In SharePoint 2013, you need an authorization process to control your user's access to SharePoint objects and content, such as websites, list items, folders and documents. Authorization is a method of granting user access to objects based on factors such as group membership, role assignment, or direct permissions. To grant access to an object, you can either grant permissions directly to the user, or add the user to a group and grant the group the permission required, or you can assign a role to the user and grant permissions to the role.

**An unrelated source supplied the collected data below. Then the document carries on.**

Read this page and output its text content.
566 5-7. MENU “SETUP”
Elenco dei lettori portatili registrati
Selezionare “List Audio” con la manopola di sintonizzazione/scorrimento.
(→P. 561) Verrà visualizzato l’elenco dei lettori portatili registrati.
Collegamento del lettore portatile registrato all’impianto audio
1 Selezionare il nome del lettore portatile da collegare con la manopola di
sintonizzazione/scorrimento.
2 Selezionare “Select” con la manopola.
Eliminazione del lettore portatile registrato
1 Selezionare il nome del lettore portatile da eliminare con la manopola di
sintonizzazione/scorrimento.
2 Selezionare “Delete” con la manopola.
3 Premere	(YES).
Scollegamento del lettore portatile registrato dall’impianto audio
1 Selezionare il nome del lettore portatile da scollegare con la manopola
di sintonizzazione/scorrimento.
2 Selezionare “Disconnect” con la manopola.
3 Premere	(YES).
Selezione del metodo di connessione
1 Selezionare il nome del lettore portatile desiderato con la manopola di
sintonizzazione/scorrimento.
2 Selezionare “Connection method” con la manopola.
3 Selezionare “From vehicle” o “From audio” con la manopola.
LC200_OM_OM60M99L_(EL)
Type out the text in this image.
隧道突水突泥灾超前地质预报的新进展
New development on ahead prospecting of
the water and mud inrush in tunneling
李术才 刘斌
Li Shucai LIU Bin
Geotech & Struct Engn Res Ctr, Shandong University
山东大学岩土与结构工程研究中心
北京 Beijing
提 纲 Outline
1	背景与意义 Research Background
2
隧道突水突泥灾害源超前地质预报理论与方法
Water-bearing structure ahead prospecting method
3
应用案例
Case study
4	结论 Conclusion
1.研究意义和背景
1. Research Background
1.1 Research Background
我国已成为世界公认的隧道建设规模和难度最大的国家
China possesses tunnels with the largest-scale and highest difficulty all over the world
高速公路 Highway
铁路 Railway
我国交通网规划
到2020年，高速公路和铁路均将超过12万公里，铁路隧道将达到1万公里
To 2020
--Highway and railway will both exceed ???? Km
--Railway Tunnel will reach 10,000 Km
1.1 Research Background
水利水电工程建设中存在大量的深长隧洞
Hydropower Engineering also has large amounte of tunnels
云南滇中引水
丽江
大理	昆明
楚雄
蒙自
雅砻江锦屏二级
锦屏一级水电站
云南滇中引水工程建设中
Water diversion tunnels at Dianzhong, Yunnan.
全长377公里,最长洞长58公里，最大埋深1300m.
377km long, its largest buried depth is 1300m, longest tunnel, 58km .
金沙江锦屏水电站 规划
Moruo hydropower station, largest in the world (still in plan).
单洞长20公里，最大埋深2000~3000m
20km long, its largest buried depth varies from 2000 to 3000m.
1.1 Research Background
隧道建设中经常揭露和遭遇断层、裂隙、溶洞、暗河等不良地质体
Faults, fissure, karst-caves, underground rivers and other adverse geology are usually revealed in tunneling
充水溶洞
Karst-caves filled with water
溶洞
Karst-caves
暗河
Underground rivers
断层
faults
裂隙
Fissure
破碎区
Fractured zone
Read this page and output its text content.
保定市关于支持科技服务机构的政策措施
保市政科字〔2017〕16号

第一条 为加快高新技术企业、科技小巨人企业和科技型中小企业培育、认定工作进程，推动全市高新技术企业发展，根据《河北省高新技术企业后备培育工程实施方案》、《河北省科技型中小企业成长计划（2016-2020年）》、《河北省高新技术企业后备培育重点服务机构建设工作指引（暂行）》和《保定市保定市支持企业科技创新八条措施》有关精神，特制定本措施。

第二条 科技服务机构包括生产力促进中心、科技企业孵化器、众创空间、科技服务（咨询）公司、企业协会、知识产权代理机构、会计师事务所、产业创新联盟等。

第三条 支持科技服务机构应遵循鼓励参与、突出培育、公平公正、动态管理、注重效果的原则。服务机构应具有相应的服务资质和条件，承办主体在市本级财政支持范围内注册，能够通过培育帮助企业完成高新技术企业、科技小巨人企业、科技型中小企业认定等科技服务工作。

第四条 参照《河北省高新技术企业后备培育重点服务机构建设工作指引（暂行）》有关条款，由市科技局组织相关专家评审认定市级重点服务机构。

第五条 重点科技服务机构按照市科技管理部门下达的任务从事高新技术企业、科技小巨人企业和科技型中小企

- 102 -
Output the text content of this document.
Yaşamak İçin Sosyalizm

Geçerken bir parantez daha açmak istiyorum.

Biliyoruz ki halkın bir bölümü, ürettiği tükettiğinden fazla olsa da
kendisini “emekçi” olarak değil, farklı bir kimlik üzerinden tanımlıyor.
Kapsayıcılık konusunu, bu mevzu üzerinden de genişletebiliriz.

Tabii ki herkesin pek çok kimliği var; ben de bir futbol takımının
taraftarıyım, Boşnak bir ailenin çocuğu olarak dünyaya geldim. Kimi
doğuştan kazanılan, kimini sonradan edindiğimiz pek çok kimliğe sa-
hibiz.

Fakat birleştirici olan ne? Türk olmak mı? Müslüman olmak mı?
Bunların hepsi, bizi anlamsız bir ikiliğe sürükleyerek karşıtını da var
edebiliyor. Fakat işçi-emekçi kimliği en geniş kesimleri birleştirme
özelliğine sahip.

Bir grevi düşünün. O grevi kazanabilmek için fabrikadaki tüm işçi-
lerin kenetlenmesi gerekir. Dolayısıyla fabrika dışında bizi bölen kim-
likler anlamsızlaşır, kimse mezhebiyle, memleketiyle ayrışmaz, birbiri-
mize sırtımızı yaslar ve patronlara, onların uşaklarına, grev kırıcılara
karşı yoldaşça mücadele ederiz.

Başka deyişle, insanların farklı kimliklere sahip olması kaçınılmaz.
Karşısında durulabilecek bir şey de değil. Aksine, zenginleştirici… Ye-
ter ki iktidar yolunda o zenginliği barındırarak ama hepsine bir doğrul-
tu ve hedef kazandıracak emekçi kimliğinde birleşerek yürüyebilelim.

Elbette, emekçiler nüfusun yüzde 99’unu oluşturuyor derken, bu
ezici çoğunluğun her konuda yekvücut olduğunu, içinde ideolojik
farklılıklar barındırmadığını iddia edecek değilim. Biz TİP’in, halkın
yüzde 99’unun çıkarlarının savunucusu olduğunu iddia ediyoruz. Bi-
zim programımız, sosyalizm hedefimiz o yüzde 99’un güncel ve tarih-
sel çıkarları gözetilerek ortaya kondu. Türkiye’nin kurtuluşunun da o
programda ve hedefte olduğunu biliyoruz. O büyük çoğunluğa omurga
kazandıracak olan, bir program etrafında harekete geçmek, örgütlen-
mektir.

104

The scope of authorization
There will be scenarios in your SharePoint farm where you do not want all your SharePoint sites to be accessible by all of your users; this allows you to protect confidential information or sensitive departmental content. Some sites, such as a public-facing corporate website, will require access by all users. Other sites, such as an intranet portal, will need to be restricted to employees only.

You can grant permissions to users and groups on SharePoint 2013 sites and objects at the following levels:
  • Site
  • List or library
  • Folder
  • Item or document
Authorization security principals
 
Permissions control access to a site and its contents, but you assign permissions to security principals. A security principal is an object to which you can assign permissions and in SharePoint 2013 that means users and groups. If you add a user to a site, the user is the security principal; if you add a group to the site, the group is the security principal. The best way to control security and reduce the complexity of security maintenance in SharePoint 2013 is to maintain a relatively small number of security principals per scope.

This can be done by using security groups to grant access to large numbers of users. Groups will be discussed in more detail later in this lesson. Authorization in SharePoint 2013.

The following are examples of methods and features you can use to control access to resources in SharePoint 2013:
  • Objects can have permissions assigned directly to them.
  • Objects can inherit permissions from a parent object, such as a website, folder, or list.
  • Active Directory domain groups can be used to organize users into groups.
  • SharePoint groups can be used to organize your users and grant permissions to objects.
  • User permissions can be used to directly grant granular permissions to objects in a web application.
  • Permission levels that are collections of individual permissions can be used to grant several permissions at once.
  • Permission policies can be used to apply permission levels to objects in a web application.
  • Web application policies can be used to define broad permission policies on objects.
  • Anonymous access policies can be used to grant users the permission to view pages or to contribute anonymously to lists and surveys.